TriGen
TriGen is an electrical utility company based in White Plains, NY. The company has since been acquired by a larger Utility company. But in 2006 the company and its 20 local operating offices where expanding and management had elected to standardize on VoIP and to implement a new, comprehensive Backup and Disaster Recovery system. With over 400 users in 20 plus remote offices the company had a strong, in-house IT department and was already using an earlier form of managed services but asked Tymor to assist with these projects.
VoIP. With so many far flung offices For TriGen VoIP was a necessity. From a cost perspective as well as pure performance. When it came time to make this a reality Tymor was called.
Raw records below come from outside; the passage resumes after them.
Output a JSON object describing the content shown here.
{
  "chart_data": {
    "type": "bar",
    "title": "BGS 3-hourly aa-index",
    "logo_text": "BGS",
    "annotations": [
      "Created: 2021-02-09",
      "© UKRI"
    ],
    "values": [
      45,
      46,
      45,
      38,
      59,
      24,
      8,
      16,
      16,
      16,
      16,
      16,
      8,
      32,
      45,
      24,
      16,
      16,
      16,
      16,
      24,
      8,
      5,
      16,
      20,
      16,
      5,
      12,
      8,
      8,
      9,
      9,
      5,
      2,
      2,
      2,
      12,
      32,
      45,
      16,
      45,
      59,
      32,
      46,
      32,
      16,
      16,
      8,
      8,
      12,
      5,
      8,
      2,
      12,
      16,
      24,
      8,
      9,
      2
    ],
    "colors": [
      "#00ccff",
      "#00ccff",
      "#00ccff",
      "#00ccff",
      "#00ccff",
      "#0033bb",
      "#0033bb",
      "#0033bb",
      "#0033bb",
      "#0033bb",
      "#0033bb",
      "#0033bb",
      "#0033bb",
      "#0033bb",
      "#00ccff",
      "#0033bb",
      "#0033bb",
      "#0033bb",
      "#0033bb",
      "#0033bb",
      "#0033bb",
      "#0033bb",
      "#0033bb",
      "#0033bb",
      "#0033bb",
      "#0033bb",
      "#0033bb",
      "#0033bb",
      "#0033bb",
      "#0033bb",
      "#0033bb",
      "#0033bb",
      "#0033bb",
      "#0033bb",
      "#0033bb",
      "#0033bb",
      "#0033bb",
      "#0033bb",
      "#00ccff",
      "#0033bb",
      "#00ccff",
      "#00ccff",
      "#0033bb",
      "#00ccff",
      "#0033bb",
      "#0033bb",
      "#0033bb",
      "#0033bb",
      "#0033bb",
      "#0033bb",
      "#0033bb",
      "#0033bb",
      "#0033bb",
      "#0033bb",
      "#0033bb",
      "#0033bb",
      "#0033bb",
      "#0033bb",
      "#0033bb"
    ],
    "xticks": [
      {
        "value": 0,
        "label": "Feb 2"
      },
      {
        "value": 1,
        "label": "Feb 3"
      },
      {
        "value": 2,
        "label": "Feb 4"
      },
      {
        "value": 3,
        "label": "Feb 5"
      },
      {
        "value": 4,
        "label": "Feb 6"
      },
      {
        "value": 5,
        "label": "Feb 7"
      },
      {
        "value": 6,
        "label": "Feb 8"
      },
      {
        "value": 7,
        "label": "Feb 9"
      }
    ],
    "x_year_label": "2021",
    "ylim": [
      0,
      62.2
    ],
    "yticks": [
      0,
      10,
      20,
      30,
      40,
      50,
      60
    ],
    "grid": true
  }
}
The central issue was the diverse connection types that where employed at the various offices and the different data type that would need to be handled in addition to voice calls. The solution involved configuring Cisco PIX 506e’s for full VPN network inclusion from more than half of the offices as well as the establishment of an MPLS system to control and interconnect the various offices in to a tighter WAN structure. MPLS is, Multiprotocol Label Switching (MPLS). It refers to a mechanism which directs and transfers data between Wide Area Networks (WANs) nodes with high performance, regardless of the content of the data. MPLS makes it easy to create "virtual links" between nodes on the network, regardless of the protocol of their encapsulated data. Initially, the network need to be prepared for the implementation of the MPLS and the Cisco PIX 506 units for full network mesh topology once this was done the hardware and network changes needed to be implemented at the remote offices. After much air travel and Networking Tymor was able, on time and on budget , to bring the TriGen Corporate network up to speed and harden it for the VoIP roll-out and the VPN Wide Area Network scheme. After that, Tymor coordinated with the company’s Telco to finalize the VoIP infrastructure. This project contributed significantly to the company’s productivity and realized measureable cost consolidation.
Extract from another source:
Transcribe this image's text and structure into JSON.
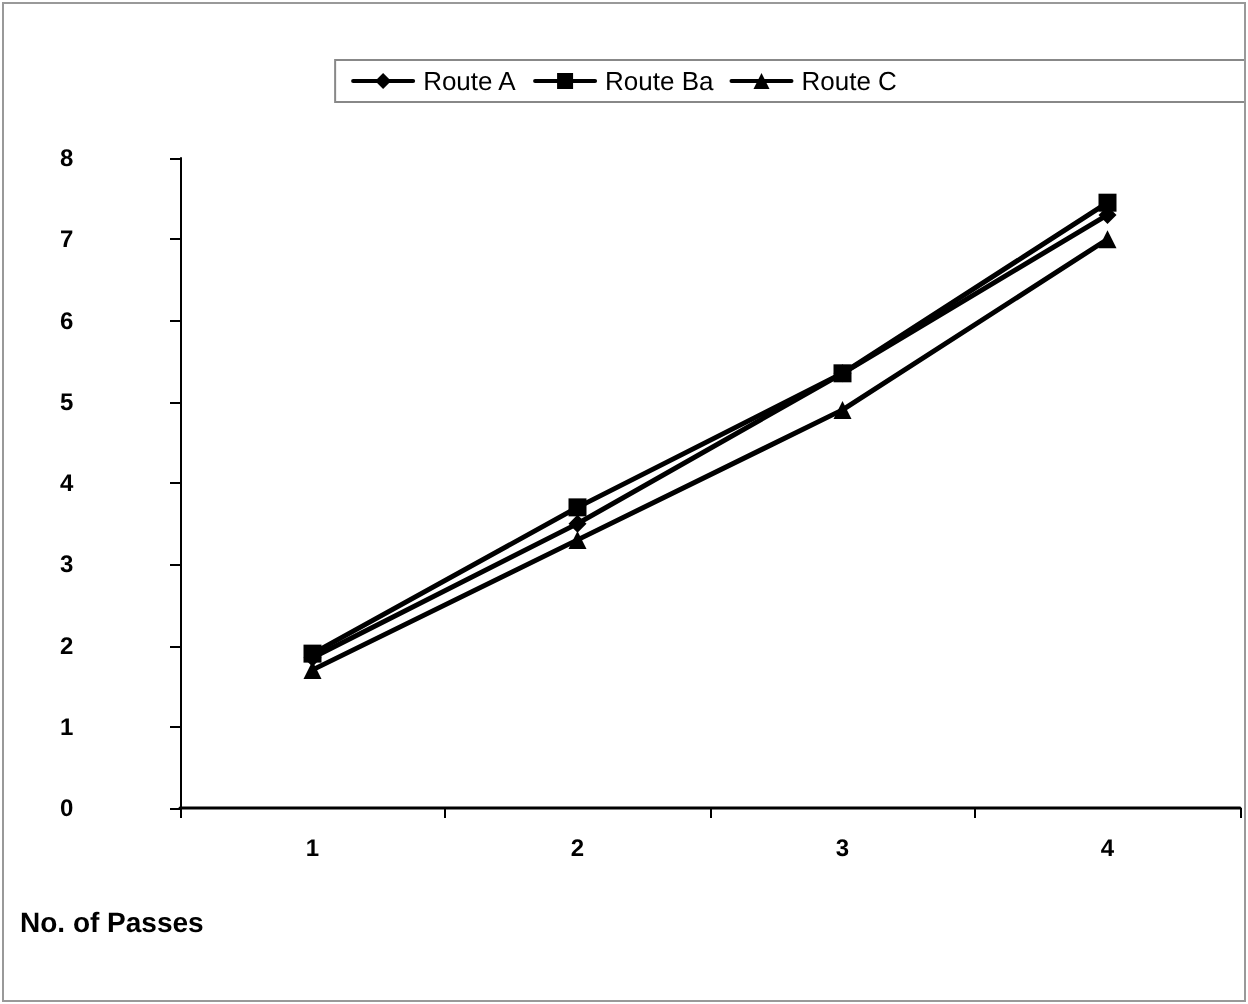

BDR. For a company like TriGen disaster is not an option. Down time and loss of data are potentially dangerous. When it came time to upgrade their BDR contingency plan they call Tymor once again. The challenge was to insure that all servers, across all domains, where synchronized and replicated. This is quite a challenge in any sized environment but at TriGen the task was daunting. In order to insure that the project was feasible extensive research and development was required and Tymor stepped in. During the process it was realized that, as in the case of the VoIP project, the different data lines, and line types where going to be a difficult hurdle to overcome. WAN networking is delicate enough but server replication over so many dissimilar data connection types is real IT gymnastics. After researching the subject Tymor settled on a product called WanSync. WanSync is a high availability server synchronization suite (since then it was bought out by Computer Associates.) designed for the Microsoft server environment. With the proper foot-work done the implementation was conducted over a two week period, Due to the extensive travel involved. As a result of the careful prep work and research the roll-out was incident free. Done. Well, not quite. As it turns out the company, TriGen, decided that they needed to roll-out a newer, more robust corporate Anti-Virus and network security suite to go with the shiny, new replication package. Ok, Trend Micro for all it is! Over 400 desktops, 30+ branch servers and the central office servers. Tymor was up to the task and elected for a branching deployment strategy starting from the center out to the branch offices and then to the user desktops. Using existing remote management tools (remember, this was several years ago) Tymor was able to complete that last minute project well under time and under budget. And far less airport time too! Ok, now? Good. Done.